C ++读取元数据文件,并处理由空格和以下内容分隔的字段:

时间:2013-12-03 19:29:57

标签: c++ string getline stringstream

我知道有很多帖子与在C +中阅读文件有关,但我仍然无法弄清楚如何将其用于我的特定目的。

我有一个如下文件,前两行指定可变数量的区域,从第3行开始是一些文件地址。 所以,我想读取前两个文件并将每个字段保存在两个整数数组中:从[]到[]

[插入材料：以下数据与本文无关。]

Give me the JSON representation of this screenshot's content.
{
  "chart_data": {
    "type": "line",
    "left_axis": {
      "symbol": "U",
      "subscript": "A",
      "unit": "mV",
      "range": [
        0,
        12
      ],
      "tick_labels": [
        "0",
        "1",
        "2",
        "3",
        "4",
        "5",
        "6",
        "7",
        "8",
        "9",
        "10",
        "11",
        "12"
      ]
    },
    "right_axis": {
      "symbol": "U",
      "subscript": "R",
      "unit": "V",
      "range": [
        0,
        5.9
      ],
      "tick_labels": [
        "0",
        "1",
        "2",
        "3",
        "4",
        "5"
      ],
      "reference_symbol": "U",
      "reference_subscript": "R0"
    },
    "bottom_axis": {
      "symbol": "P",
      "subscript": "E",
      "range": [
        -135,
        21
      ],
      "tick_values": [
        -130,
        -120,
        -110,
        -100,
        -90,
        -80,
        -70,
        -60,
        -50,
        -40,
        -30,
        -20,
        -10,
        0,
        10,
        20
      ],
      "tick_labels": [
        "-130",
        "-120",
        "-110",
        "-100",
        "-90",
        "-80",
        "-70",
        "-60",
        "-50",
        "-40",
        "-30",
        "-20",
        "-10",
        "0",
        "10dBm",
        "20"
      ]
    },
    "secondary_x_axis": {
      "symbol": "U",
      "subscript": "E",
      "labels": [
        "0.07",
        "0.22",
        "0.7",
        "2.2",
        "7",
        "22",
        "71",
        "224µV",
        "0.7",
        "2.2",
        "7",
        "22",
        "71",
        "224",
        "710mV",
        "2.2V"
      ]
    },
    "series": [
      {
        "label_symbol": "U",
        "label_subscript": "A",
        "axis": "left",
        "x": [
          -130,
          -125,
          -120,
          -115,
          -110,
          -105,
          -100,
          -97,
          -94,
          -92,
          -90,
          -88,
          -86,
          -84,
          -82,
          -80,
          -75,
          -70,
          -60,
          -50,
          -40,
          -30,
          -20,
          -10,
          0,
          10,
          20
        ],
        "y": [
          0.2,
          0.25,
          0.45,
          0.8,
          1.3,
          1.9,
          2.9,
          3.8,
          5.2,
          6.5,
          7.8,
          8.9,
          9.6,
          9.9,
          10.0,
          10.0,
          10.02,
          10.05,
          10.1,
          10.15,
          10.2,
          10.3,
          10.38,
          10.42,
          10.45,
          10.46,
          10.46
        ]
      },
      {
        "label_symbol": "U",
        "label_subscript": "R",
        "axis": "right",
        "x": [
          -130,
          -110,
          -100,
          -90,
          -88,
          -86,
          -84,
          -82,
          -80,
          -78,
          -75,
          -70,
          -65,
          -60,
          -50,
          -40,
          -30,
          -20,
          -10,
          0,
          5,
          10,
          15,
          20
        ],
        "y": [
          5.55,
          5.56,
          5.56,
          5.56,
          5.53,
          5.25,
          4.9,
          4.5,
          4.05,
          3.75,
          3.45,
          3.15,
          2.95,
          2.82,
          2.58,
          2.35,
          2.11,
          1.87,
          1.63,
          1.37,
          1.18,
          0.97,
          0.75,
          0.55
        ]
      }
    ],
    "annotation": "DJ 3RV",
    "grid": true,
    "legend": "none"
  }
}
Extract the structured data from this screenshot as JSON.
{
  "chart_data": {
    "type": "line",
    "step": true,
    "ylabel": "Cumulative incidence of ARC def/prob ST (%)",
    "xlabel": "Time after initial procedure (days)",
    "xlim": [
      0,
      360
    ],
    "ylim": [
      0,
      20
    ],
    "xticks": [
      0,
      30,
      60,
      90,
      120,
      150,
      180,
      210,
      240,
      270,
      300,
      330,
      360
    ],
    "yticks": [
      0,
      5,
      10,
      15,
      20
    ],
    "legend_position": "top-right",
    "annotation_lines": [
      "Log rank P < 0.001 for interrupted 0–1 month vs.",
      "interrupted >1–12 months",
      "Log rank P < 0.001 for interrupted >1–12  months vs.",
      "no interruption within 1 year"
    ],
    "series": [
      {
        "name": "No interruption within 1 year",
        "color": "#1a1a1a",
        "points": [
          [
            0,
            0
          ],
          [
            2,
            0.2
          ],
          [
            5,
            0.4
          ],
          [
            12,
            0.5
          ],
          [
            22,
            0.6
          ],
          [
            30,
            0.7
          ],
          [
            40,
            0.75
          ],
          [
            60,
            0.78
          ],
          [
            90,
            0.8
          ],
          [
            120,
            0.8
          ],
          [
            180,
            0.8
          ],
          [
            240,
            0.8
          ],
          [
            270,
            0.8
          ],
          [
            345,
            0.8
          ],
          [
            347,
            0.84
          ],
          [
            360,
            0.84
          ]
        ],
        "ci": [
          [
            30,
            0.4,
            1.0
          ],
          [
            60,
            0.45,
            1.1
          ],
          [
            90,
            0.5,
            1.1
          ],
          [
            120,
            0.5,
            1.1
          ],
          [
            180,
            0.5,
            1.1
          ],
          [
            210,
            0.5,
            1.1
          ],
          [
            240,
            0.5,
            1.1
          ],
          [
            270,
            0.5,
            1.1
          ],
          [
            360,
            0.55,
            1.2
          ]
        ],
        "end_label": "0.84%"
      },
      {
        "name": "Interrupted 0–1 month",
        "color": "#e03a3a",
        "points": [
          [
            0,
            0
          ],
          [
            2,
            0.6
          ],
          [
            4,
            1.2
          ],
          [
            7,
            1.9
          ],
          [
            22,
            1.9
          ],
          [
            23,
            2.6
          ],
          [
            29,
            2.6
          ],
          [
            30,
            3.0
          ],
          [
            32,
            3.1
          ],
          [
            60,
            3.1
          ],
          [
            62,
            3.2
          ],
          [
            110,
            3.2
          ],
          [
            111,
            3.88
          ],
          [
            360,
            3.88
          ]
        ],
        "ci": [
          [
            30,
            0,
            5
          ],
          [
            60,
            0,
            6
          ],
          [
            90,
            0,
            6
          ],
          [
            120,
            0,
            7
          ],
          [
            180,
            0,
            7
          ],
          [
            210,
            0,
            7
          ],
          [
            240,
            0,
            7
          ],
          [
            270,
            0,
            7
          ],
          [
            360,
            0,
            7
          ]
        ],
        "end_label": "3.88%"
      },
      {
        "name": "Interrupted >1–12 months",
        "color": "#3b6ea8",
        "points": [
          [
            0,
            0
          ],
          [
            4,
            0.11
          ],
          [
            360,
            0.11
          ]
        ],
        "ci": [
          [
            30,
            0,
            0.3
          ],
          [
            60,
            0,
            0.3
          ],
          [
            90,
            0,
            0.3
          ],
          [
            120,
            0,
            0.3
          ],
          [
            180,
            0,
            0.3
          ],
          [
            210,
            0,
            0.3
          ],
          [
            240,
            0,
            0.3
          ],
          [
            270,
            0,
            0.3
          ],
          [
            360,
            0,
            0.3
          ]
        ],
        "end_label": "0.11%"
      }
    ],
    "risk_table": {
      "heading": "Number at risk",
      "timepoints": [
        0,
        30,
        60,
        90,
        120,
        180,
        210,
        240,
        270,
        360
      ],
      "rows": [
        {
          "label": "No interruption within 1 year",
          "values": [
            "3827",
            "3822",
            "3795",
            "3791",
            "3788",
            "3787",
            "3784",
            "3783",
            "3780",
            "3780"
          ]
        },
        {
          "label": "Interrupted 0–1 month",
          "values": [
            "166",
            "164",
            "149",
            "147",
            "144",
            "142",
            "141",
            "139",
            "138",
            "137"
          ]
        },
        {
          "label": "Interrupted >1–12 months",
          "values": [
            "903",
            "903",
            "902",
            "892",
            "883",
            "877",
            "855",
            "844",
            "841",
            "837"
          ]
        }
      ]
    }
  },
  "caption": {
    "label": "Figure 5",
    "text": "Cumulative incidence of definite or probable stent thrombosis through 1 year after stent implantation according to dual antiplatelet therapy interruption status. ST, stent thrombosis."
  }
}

例如,在这种情况下,我想填充两个整数数组:from [0] = 48 from [1] = 68 from [2] = 93 and to [0] = 49 to [1] = 70到[2] = 100 第二行也将以相同的方式处理,并且第三行向前,字符串应该被分配给一个字符串数组。

48:49 68:70 93:100
22:33 34:47 50:67 71:92
tr429a.frank/tr429a.reg1.0.pdb
tr429a.frank/tr429a.reg1.1.pdb
tr429a.frank/tr429a.reg1.2.pdb
tr429a.frank/tr429a.reg1.3.pdb
tr429a.frank/tr429a.reg1.4.pdb
tr429a.frank/tr429a.reg1.5.pdb
tr429a.frank/tr429a.reg1.6.pdb
tr429a.frank/tr429a.reg1.7.pdb

非常感谢任何帮助!

3 个答案:

答案 0 :(得分:1)

在步骤中进行更复杂的解析要容易得多。抱歉混合风格,

void parserange()
{
  char  s[100] ;
  char * p, * q ; 

  for ( int i= 2 ; ( i -- ) ; )
  { 
    std::cin.getline( s, sizeof(s )) ;

    for (q= s; ( q && * q ) ; q= p )
    {
      if (( p= strchr( q, ' ' ))) { *( p ++)= '\0' ; }
      std::cout << q << "\n" ;
    }
  }
}

所以你在s[100]读了一行,然后寻找空格并将字符串分成几部分。在我做cout时,你会进一步解析&amp;太

parserange()的输出:

48:49
68:70
93:100
22:33
34:47
50:67
71:92

答案 1 :(得分:1)

如果这些是可变数量的“区域”和可变数量的文件名字符串,那么使用向量而不是数组可以让您的生活更轻松。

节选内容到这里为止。